Following the dramatic late-night resignation of Peter Marks last Friday, Steele, a senior advisor to the division, takes the reins in a department inside an agency beset by cuts, layoffs, and confusion.
Five days after Peter Marks announced his resignation as head of the FDA’s Center for Biologics Evaluation and Research, the agency has named an interim successor, Scott Steele.
Since late 2022, Steele had been the senior advisor to the center, better known as CBER. He will be taking over from Julie Tierney, Marks’ deputy who temporarily took over the role before being let go herself, according to reporting from Politico.
Steele is an atypical person for the position in that he doesn’t have a medical degree. Marks held both a Ph.D. and an M.D., and Karen Midthun, who served before Marks, was an M.D. as well.
Steele is a Ph.D. trained in molecular biology. He has bounced between academic and government positions for his entire career. He has never been directly employed by a biopharma company, according to his resume. Robert F. Kennedy Jr., the newly anointed secretary of Health and Human Services overseeing the staffing changes at FDA, has been adamant about cutting ties between biopharma and public health agencies, and FDA officials often work in industry before or after their government service. Patrizia Cavazzoni resigned as the director of FDA’s Center for Drug Evaluation and Research (CDER) just before Donald Trump was sworn in again as president; she now serves as chief medical officer at Pfizer.
Steele served as the executive director of the President’s Council of Advisors on Science and Technology under the George W. Bush administration before starting a nearly 15-year stint as a professor and administrator at the University of Rochester. He returned to government as an advisor at the FDA’s Office of Medical Policy Initiatives in 2020, before joining CBER.
Steele is stepping into a maelstrom of recent political intrigue. His predecessor Marks was an outspoken advocate for vaccine policy who committed to working with the new administration, despite Kennedy’s history of vaccine denialism. He resigned late Friday night after being given the choice to do so or be fired.
Marks wrote in his resignation letter that despite his willingness to work with the Secretary on vaccine safety, “it has become clear that truth and transparency are not desired by the secretary, but rather he wishes subservient confirmation of his misinformation and lies.”
Also stepping down in recent days is the FDA’s Chief Medical Officer Hilary Marston.
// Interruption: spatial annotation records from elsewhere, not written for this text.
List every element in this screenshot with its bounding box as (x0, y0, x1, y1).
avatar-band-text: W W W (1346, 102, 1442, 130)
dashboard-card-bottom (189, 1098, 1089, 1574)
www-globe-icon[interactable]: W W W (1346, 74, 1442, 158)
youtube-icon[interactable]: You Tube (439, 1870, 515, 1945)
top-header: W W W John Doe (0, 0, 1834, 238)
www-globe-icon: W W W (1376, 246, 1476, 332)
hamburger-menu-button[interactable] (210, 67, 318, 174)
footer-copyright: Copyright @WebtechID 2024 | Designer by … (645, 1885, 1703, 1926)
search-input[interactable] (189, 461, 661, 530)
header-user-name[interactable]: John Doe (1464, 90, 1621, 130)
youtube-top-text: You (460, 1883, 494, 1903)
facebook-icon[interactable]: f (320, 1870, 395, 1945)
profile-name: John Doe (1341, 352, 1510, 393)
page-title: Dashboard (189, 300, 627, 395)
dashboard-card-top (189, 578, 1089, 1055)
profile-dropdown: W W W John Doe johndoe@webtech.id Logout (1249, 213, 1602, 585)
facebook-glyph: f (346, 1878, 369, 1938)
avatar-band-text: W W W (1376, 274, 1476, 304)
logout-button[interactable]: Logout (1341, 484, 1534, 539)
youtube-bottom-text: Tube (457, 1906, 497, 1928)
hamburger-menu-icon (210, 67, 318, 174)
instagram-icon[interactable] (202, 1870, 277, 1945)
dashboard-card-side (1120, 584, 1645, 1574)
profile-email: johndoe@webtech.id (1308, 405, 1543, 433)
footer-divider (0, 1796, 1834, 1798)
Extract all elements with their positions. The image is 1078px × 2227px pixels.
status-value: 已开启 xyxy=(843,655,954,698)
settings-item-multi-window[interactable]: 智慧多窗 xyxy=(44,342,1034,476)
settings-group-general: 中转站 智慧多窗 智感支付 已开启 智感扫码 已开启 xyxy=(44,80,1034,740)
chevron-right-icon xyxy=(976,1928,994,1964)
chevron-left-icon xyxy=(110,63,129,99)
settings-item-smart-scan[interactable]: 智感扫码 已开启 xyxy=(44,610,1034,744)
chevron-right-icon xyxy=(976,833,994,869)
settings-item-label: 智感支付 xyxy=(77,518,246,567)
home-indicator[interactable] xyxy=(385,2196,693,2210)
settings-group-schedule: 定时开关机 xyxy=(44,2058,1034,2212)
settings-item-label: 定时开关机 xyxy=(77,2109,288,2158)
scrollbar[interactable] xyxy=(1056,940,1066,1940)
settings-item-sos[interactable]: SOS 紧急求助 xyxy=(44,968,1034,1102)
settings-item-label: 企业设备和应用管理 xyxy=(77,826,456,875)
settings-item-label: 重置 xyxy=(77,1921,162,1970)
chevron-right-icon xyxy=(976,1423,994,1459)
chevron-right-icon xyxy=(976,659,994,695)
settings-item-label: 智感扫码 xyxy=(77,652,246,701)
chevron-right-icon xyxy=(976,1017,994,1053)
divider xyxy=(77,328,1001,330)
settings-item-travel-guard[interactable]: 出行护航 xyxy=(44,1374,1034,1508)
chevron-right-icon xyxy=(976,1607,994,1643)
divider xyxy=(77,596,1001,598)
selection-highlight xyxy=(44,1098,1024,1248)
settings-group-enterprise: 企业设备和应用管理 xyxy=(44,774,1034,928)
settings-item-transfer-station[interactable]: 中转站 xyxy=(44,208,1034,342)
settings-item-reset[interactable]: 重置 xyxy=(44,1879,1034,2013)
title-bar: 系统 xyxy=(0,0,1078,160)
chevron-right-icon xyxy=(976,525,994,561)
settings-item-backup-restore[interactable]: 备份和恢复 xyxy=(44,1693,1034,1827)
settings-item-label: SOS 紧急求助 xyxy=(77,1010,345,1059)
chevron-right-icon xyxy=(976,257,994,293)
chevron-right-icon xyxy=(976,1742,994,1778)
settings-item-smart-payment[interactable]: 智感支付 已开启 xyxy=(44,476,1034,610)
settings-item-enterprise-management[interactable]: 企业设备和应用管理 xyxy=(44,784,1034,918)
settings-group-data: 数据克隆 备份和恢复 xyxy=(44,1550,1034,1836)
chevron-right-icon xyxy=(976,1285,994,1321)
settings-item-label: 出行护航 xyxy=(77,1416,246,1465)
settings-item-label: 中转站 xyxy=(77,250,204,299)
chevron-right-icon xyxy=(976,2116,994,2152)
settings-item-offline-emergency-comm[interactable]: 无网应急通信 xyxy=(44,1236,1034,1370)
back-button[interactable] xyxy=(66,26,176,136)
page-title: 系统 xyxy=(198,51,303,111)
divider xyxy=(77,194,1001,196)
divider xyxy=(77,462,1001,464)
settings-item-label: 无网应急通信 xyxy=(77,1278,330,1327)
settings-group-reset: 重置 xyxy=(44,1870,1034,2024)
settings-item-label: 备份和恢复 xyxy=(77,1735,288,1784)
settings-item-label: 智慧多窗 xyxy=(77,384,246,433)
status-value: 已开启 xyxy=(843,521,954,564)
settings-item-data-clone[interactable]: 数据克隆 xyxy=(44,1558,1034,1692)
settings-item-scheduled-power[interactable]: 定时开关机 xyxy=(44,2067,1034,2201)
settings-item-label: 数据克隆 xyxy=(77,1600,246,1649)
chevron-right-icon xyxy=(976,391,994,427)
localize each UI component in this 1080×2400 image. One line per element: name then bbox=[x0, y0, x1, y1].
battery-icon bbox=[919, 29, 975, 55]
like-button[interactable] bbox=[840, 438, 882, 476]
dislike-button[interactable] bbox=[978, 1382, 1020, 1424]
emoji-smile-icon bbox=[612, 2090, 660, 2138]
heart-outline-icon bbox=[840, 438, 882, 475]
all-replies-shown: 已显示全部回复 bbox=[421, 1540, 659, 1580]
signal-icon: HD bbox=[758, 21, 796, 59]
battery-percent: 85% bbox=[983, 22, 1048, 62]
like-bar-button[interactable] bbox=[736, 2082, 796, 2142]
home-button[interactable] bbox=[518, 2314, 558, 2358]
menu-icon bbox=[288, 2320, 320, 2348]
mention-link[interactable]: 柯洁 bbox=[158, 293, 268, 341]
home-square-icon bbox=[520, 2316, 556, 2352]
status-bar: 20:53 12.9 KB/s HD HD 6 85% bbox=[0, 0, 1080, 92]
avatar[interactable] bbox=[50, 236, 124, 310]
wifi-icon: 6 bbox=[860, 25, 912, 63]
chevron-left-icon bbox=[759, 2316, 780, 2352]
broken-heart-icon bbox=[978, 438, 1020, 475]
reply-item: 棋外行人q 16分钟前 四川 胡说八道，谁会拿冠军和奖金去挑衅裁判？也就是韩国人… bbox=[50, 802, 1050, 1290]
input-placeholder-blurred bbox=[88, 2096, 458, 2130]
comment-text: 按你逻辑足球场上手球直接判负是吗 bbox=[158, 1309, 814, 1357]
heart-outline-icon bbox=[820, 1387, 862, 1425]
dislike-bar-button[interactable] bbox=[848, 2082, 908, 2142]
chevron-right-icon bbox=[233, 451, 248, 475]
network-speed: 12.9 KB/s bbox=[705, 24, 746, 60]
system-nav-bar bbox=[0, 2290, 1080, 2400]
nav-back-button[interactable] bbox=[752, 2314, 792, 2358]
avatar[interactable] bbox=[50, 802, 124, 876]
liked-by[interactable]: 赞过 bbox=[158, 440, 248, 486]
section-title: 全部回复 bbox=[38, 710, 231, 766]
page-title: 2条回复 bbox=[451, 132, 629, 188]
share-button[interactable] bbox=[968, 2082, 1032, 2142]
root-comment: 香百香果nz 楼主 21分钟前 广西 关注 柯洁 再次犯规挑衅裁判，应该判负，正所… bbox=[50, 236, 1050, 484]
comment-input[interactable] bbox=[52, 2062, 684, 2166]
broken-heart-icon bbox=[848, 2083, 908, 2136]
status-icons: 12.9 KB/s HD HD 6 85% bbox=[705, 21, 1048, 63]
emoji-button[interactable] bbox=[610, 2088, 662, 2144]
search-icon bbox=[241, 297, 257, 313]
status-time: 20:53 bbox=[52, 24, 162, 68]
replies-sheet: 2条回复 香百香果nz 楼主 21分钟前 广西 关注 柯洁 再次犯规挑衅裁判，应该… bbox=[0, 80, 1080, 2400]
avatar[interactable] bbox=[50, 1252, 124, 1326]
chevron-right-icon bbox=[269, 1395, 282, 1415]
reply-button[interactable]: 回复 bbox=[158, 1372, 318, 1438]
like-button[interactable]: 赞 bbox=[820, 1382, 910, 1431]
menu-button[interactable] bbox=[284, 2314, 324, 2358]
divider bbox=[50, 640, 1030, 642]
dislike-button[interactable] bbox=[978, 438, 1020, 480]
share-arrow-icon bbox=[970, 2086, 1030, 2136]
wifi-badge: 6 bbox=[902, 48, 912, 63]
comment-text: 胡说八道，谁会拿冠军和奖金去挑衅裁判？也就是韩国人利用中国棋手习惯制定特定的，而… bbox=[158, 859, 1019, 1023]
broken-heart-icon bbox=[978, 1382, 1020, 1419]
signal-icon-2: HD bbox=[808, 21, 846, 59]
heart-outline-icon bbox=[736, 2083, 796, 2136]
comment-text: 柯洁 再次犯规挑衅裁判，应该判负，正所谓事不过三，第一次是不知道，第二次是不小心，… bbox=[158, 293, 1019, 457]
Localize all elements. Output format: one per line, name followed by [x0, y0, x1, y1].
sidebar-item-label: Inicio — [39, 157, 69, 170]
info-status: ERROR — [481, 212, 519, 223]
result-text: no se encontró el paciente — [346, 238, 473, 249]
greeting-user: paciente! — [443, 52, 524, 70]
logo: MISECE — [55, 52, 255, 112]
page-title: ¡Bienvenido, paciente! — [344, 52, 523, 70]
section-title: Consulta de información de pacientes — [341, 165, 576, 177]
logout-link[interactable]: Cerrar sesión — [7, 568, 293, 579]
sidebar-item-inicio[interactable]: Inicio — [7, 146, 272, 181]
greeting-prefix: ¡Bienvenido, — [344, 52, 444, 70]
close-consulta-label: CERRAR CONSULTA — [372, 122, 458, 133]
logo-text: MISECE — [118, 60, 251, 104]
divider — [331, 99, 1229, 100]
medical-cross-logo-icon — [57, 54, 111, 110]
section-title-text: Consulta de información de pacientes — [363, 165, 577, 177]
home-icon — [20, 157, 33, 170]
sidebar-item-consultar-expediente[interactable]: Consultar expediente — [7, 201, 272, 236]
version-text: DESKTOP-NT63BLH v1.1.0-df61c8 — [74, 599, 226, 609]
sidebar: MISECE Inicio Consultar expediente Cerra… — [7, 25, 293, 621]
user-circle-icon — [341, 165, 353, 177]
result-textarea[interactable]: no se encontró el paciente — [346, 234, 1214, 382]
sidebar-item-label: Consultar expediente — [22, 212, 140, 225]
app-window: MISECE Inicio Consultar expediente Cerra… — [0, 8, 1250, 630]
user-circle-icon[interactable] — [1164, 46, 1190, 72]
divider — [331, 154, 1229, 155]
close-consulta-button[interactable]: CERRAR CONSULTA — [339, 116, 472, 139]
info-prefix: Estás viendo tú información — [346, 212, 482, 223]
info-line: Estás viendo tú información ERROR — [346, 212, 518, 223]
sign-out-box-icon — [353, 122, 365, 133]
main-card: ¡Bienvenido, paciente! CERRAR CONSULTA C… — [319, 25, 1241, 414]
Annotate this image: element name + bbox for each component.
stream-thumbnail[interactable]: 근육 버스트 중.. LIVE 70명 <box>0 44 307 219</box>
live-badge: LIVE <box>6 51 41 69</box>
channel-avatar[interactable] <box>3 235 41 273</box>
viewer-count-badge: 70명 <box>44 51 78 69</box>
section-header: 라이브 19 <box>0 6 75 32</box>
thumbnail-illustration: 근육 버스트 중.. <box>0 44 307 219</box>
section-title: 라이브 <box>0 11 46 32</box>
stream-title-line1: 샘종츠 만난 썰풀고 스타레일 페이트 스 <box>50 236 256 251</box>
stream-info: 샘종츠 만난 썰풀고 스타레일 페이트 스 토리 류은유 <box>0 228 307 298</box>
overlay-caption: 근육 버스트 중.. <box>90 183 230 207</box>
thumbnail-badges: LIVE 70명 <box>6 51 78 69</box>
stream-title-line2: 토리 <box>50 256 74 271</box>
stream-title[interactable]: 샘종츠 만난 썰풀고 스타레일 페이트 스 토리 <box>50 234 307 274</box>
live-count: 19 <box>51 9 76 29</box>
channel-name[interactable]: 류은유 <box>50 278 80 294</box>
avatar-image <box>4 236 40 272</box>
The Office of the Chief Medical Officer (OCMO) supports medical product development and promotes patient safety.
“I am sad that this chapter is coming to an end and very sorry for others experiencing the same,” Marston wrote in a LinkedIn post announcing her stepping down.
The loss of these and other FDA leaders, including Peter Stein, the director of CDER’s Office of New Drugs, which oversees drug development and marketing, Ross Segan, the director of the medical device center’s Office of Product Evaluation and Quality, which oversees medical devices review and post market monitoring, and even Marks’ deputy, Celia Witten is just the tip of the iceberg. Some 3,500 layoffs total are expected to unfold at the FDA of the 10,000 employees reportedly being cut across HHS. Numerous FDA departments have been hit, including its public records and communications team, internal agencies focused on older adults and people with disabilities, HIV research teams and leadership supervising the country’s response to the bird flu epidemic.
Reporting has described scenes of disorder and chaos, where FDA employees reported to work to find their keycards turned off. Robert Califf, the former FDA commissioner under the Biden administration, wrote on LinkedIn that “The FDA as we’ve known it is finished with most of the leaders with institutional knowledge and a deep understanding of product development and safety no longer employed.”